Âge de la lune : 6 jours 16 heures 16 minutes. Je ne le dis pour personne ce lieu sans bords et sans hasard, au hasard de ce qui s’y manifeste et nous méduse. Ça en fait chier bon nombre, la beauté, l’éblouissement.

Air feu océan matrice, l’immense femme-tresse-spirale révolutionne gire dévoue demeure voue existe virgule articule n’explique et n’identifie coupe sabre éclot sans but déterminé.          Du monde, je n’y ai jamais vu qu’une lisière à vrai dire peu fréquentée où les atomes bondissent dans la vibration d’une poix ondulante ; un Univers Aspic.                                                                The never ending trip… Ainsi/ œil soleil oiseau /ne tourne pas les pages – jamais –, mais frappe les atomes, ramenant au temple d’insécables permanences.
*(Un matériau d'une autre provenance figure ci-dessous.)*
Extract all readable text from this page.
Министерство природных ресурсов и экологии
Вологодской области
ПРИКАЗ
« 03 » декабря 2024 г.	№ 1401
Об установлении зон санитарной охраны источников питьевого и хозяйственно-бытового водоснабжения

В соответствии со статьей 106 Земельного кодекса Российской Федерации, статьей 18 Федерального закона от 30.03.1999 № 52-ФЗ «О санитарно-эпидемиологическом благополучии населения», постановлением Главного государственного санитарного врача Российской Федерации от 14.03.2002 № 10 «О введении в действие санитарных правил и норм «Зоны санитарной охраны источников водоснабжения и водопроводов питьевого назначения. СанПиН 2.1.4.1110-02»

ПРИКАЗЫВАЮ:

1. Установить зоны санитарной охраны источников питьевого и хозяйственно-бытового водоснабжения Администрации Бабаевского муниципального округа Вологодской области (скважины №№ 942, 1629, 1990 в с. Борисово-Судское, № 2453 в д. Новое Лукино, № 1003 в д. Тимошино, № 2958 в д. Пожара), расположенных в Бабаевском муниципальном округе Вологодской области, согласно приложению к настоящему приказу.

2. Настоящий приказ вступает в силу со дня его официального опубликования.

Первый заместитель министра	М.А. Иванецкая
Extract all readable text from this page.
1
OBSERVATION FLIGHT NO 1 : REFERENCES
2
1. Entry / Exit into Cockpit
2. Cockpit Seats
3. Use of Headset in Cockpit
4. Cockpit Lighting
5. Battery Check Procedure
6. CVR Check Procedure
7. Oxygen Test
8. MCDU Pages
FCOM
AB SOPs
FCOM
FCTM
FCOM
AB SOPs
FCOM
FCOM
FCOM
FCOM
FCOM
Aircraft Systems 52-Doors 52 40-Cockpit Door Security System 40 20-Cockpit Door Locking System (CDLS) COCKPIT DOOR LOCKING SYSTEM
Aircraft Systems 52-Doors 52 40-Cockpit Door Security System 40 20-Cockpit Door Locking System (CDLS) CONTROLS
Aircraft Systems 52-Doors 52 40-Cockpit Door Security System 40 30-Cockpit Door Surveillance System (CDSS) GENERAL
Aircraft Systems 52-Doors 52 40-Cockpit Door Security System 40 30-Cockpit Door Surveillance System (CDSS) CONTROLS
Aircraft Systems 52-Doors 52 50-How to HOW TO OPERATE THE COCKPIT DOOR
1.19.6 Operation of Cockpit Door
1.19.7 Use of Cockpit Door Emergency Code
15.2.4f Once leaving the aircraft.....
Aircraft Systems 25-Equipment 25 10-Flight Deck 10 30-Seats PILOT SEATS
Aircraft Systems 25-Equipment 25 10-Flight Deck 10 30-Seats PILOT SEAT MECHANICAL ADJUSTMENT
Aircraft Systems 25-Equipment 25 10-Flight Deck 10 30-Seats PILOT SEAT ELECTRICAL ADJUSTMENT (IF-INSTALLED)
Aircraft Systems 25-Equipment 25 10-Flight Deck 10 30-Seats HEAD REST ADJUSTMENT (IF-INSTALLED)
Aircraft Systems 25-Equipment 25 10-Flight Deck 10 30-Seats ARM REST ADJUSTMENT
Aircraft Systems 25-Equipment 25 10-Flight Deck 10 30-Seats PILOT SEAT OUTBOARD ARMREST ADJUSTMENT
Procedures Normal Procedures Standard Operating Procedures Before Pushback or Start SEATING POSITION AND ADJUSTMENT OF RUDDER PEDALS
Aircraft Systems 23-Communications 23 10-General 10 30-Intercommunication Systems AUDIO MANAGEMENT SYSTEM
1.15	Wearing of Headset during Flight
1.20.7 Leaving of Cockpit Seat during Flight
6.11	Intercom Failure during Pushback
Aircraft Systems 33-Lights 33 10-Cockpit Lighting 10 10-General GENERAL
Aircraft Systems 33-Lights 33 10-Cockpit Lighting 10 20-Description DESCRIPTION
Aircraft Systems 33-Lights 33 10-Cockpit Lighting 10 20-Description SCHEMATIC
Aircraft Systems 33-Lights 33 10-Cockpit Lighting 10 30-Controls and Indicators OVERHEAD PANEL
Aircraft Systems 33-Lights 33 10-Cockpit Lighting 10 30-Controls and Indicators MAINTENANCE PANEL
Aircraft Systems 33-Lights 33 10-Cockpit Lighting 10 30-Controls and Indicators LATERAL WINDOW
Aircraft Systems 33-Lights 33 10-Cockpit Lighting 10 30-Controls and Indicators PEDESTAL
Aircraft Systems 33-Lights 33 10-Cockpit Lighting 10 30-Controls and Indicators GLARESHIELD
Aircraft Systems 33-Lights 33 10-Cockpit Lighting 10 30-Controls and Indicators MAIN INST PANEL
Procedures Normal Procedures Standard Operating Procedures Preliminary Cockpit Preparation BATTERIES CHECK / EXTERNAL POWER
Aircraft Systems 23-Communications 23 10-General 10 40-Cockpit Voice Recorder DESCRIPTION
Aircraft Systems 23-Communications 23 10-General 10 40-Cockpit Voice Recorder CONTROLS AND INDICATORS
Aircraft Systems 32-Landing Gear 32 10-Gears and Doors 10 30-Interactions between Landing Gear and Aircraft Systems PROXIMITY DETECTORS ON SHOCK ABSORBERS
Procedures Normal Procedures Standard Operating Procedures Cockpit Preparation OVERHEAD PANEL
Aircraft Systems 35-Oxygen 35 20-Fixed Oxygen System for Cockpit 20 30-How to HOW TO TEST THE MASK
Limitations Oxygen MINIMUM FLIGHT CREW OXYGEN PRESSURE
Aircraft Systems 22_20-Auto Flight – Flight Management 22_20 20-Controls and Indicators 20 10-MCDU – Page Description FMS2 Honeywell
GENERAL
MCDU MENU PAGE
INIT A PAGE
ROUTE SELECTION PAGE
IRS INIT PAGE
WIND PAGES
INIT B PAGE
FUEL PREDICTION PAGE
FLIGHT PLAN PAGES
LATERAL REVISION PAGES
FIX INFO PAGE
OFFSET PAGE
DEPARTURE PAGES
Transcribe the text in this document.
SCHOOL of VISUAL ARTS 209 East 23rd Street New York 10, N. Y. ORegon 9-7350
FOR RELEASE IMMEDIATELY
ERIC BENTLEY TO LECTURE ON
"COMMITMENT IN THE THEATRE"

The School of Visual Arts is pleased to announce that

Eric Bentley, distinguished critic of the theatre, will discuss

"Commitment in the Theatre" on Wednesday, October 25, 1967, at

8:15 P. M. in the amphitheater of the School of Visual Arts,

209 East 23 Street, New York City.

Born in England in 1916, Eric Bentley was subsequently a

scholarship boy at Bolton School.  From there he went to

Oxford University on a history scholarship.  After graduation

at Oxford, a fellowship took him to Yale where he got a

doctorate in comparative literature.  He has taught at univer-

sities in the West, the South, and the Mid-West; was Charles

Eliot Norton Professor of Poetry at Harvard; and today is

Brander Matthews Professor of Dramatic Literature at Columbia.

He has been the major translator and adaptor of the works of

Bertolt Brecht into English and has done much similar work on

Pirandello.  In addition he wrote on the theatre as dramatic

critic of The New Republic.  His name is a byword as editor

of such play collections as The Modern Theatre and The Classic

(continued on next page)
Soudaines, sidérées, réverbérant un swing de lumière lente et bleue, mille faces en surgissent.

« le sud ? … c’est par-là » maugréa-t-il sans lever les yeux, en indiquant de la main la porte donnant sur le couloir. Et il rajouta : « vous y ferez quoi dans le sud ?  »
– « je n’sais pas… est-ce si important ? » et l’ombre disparut, la chance→ suerte sur le terrain de l’homme, une corne en plein cœur.

Car il n’y a pas un point obscur, mais des entres, des songes extraordinaires où d’évidence rien ne s’endort : c’est Ga’nza, une explosion vertigineuse de lignes et d’images par milliers ; une transe sacrificielle, une danse de courage. À cet endroit de pure réalité, Ainsi n’est plus un fatum. C’est un maelström de chants, de danses et de musique.   Et la main qui porte la lame sur le prépuce porte un mystère et une souffrance. Derrière les cirrhes du grand tapage Ainsi admet tout. – « dis, quand reverrons-nous dans la mort, l’enchantement des fins dépassées ? » 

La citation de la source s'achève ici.